Piniella, now the manager of the Chicago Cubs and two years removed from his last serious temper tantrum when he kicked dirt on the shoes of the third-base umpire (who acted all offended as if somehow this was unexpected), finds himself in a little bit of an awkward position.
This week alone, Piniella has had two players ejected and two take their bats to the new drink dispenser in the dugout as if it was a giant orange piñata. These incidents shockingly did not involve Milton Bradley, a player who once had to be physically restrained from running up to his team’s TV booth in full uniform to yell at a broadcaster who said he lacked self control.
On Wednesday, Piniella’s pitcher, Carlos Zambrano, put on a show that had one Internet outlet calling it “one of the top meltdowns ever,” strong words in a sport that boasts more babies per square inch than your average daycare center.
Zambrano, arguing a call that, naturally, was incontrovertibly correct, was thrown out of the game by the home plate umpire and responded by trying to throw out the umpire. When that didn’t work, Zambrano threw the ball into the outfield and then proceeded to attack the Gatorade dispenser.

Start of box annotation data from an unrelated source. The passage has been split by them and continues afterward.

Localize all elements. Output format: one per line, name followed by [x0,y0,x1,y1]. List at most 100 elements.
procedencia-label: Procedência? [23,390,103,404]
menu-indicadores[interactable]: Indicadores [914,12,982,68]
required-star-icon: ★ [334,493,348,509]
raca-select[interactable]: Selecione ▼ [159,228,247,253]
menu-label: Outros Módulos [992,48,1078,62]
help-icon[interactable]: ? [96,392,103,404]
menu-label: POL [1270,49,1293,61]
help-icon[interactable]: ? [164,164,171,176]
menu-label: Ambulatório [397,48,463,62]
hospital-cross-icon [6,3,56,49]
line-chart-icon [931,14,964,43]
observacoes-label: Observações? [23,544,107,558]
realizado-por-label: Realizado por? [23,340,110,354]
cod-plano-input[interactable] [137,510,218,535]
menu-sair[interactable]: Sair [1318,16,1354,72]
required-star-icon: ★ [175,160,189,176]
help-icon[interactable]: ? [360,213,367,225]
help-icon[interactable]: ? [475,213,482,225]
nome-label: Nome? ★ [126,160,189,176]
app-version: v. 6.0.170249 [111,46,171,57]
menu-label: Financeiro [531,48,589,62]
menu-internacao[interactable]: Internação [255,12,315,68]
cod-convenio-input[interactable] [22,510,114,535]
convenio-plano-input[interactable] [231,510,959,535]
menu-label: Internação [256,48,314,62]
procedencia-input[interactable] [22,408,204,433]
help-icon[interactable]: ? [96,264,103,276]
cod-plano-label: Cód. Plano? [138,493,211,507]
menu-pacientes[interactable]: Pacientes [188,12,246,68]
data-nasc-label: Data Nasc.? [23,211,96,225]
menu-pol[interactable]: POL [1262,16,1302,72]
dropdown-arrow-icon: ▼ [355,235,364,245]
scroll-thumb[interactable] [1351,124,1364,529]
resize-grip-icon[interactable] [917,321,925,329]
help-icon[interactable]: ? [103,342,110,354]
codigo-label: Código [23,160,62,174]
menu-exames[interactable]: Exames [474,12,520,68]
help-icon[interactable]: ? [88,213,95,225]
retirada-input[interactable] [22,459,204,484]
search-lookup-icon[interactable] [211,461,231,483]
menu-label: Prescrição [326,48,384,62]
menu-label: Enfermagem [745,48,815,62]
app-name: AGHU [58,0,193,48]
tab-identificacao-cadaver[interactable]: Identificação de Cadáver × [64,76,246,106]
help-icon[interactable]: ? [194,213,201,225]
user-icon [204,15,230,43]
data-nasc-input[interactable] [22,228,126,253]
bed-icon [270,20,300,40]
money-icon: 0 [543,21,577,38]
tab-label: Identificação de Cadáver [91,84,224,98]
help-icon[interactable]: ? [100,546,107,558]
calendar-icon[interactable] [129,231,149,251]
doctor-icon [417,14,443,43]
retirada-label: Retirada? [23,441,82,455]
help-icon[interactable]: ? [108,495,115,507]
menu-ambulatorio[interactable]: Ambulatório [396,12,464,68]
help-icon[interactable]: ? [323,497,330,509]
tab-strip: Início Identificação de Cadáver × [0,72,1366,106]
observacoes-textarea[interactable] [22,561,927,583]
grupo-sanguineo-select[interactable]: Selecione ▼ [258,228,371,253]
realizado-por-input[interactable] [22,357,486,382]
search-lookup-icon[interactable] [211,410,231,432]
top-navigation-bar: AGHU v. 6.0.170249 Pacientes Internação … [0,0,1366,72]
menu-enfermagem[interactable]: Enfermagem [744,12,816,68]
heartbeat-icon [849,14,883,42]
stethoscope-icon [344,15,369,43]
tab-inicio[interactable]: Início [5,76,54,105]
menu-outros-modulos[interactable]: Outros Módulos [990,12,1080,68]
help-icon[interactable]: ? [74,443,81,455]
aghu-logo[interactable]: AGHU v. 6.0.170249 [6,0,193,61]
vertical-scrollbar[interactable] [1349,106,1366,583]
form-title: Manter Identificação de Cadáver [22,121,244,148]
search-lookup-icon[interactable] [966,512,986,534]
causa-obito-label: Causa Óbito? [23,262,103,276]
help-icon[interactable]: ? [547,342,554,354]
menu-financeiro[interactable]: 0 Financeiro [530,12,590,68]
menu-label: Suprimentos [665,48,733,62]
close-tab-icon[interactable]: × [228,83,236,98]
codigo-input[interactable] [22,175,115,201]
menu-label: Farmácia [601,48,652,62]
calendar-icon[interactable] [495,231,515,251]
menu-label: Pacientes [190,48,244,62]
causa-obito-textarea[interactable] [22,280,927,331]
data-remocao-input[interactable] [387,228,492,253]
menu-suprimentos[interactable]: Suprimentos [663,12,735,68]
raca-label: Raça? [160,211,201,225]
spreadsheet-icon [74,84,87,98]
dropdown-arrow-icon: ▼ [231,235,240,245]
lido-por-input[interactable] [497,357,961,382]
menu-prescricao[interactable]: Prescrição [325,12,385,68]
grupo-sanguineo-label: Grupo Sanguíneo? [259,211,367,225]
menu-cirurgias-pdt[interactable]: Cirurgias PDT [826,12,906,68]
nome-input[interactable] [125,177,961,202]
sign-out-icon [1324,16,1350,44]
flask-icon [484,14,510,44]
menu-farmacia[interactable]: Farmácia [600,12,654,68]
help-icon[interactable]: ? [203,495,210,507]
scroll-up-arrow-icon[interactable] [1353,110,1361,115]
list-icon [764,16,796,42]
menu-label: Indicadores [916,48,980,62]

Piniella raced out of the dugout to help restrain Zambrano, which is required of all baseball managers when one of his players is seriously disturbed, but Piniella could barely contain the giggles as he watched Zambrano give the ump the heave-ho.
It’s hard for Piniella to act all self-righteous when one of his players acts like a two-year-old, since he was the poster two-year-old as a player.
But now Zambrano faces a suspension, which means that just as he’s maybe returning to form after a stint on the disabled list, he will be on the bench again.
Every sport has its goofballs. Hockey has its goons. But there is still a certain honor there that is not present in the seemingly more dignified sport of baseball. I am watching Wednesday night, as the Chicago Blackhawks line up, as hockey tradition dictates, and shake hands with the Detroit Red Wings after their overtime loss in overtime sends Detroit to the Stanley Cup Finals against the Pittsburgh Penguins.
Like they’re taught in pee-wees, they go down the line saying, “Good job,” to opponents who only minutes earlier tried to rupture their spleens.
Hockey is, well, charming as hell.
The Red Wings refused to touch their conference trophy after their victory, because they didn’t touch it last season and they went on to capture the Stanley Cup.
That’s a tradition as well. You don’t touch something as trivial as a conference trophy in hockey, you barely look at it, because it’s not the big one, the Stanley Cup, the one that demands your full respect and attention.
The Penguins touched their conference trophy, though. They put their fingerprints all over it, even carried it around. Why? Because they didn’t touch it last year and they lost to Detroit in the Stanley Cup Finals.
How do you not love this sport?
Baseball players don’t shake hands with their opponents. They act like babies and beat up drink dispensers and reduce their managers to those parents you feel sorry for in preschool when their kid is the biter.
You suspect Piniella will handle things. He’ll explain to Carlos why it’s wrong to try to throw the umpire out of the game and to swing your bat in the dugout.
And if that doesn’t work, Piniella can always start wearing a helmet.